Em um aspecto geral, a idéia de criar uma execução fiscal administrativa não

é nova, estudos nesse sentido já existem desde os anos 70, sendo que nos últimos

anos ganhou mais intensidade, tanto que vários projetos de Lei foram elaborados,

como o citado acima e o apresentado pela Exposição de Motivos Interministerial nº

186, de 2008, firmado pelos Ministros da Fazenda e da Advocacia-Geral da União

(SILVA NETO, 2010).

Sob a ótica do processo de execução como atividade executiva, a execução

fiscal “administrativa” como proposta neste anteprojeto de Lei, Silva Neto (2010)

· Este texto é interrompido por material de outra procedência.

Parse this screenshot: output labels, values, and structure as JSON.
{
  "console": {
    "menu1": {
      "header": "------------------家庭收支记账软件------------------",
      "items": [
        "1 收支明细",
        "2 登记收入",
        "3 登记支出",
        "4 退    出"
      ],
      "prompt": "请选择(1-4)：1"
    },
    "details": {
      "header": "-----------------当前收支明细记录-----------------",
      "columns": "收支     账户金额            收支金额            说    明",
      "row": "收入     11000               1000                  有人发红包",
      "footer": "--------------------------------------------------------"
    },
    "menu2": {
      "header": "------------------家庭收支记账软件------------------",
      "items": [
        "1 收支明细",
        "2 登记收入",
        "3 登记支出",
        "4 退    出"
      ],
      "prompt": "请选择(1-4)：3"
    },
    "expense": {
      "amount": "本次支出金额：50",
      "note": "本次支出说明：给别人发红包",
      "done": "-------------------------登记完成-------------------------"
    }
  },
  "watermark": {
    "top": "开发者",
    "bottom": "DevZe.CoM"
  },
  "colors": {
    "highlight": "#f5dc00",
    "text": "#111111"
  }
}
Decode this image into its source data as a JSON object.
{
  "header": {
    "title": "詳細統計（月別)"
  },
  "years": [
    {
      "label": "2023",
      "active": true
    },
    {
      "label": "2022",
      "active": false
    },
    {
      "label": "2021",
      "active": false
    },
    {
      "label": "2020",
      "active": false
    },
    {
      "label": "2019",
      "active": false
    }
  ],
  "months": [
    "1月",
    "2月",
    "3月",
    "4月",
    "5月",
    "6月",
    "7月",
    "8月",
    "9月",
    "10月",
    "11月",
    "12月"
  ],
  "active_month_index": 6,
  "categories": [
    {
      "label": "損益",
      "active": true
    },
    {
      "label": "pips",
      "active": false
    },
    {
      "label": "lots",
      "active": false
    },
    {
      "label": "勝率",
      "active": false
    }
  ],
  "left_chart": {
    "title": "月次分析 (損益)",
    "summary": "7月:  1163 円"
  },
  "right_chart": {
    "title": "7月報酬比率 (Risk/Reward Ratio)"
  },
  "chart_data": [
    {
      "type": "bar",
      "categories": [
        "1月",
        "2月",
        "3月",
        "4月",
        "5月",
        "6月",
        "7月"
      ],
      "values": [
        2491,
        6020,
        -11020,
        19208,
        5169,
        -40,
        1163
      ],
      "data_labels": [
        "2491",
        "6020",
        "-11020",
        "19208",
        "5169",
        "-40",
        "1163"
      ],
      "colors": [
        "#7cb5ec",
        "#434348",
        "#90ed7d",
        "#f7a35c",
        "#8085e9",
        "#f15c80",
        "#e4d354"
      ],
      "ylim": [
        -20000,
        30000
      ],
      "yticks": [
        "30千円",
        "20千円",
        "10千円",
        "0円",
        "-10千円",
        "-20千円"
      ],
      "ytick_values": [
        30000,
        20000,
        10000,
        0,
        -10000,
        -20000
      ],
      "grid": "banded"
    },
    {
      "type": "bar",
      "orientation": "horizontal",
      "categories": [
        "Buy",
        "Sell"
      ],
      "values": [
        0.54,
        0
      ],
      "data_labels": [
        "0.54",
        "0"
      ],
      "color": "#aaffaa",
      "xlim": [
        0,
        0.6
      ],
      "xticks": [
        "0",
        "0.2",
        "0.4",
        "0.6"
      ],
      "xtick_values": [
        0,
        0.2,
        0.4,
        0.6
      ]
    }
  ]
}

explica que esta seria um recurso institucional do Poder Judiciário, incompatível com

o princípio da harmonia e da separação entre os Poderes da República, pois nessa

ordem, somente o judiciário estaria legitimado, constitucionalmente, a invadir o

patrimônio do devedor e a afetá-lo, coativamente, para obter o pagamento direto ou

indireto de suas dívidas.

Ainda sobre esta execução fiscal administrativa, sob o ponto de vista de Silva

Neto:

O deslocamento dessa atribuição a órgãos do Poder Executivo – diretamente interessado no feito, na condição de credor – esvaziaria a exigência de imparcialidade (terzieta), ínsita no devido processo legal. Basta registrar que os procuradores (membros da advocacia pública) não dispõem de garantias constitucionais semelhantes aquelas deferidas aos magistrados, o que os tornam mais sujeitos a pressões dos órgãos hierarquicamente superiores, responsáveis pelas estatísticas da arrecadação Em sentido contrário, os defensores da execução fiscal administrativa normalmente invocam, por analogia, o precedente aberto pelo Dec. Lei 70/1996, pertinente ao Sistema Financeiro da Habitação (SILVA NETO, 2010, p. 277).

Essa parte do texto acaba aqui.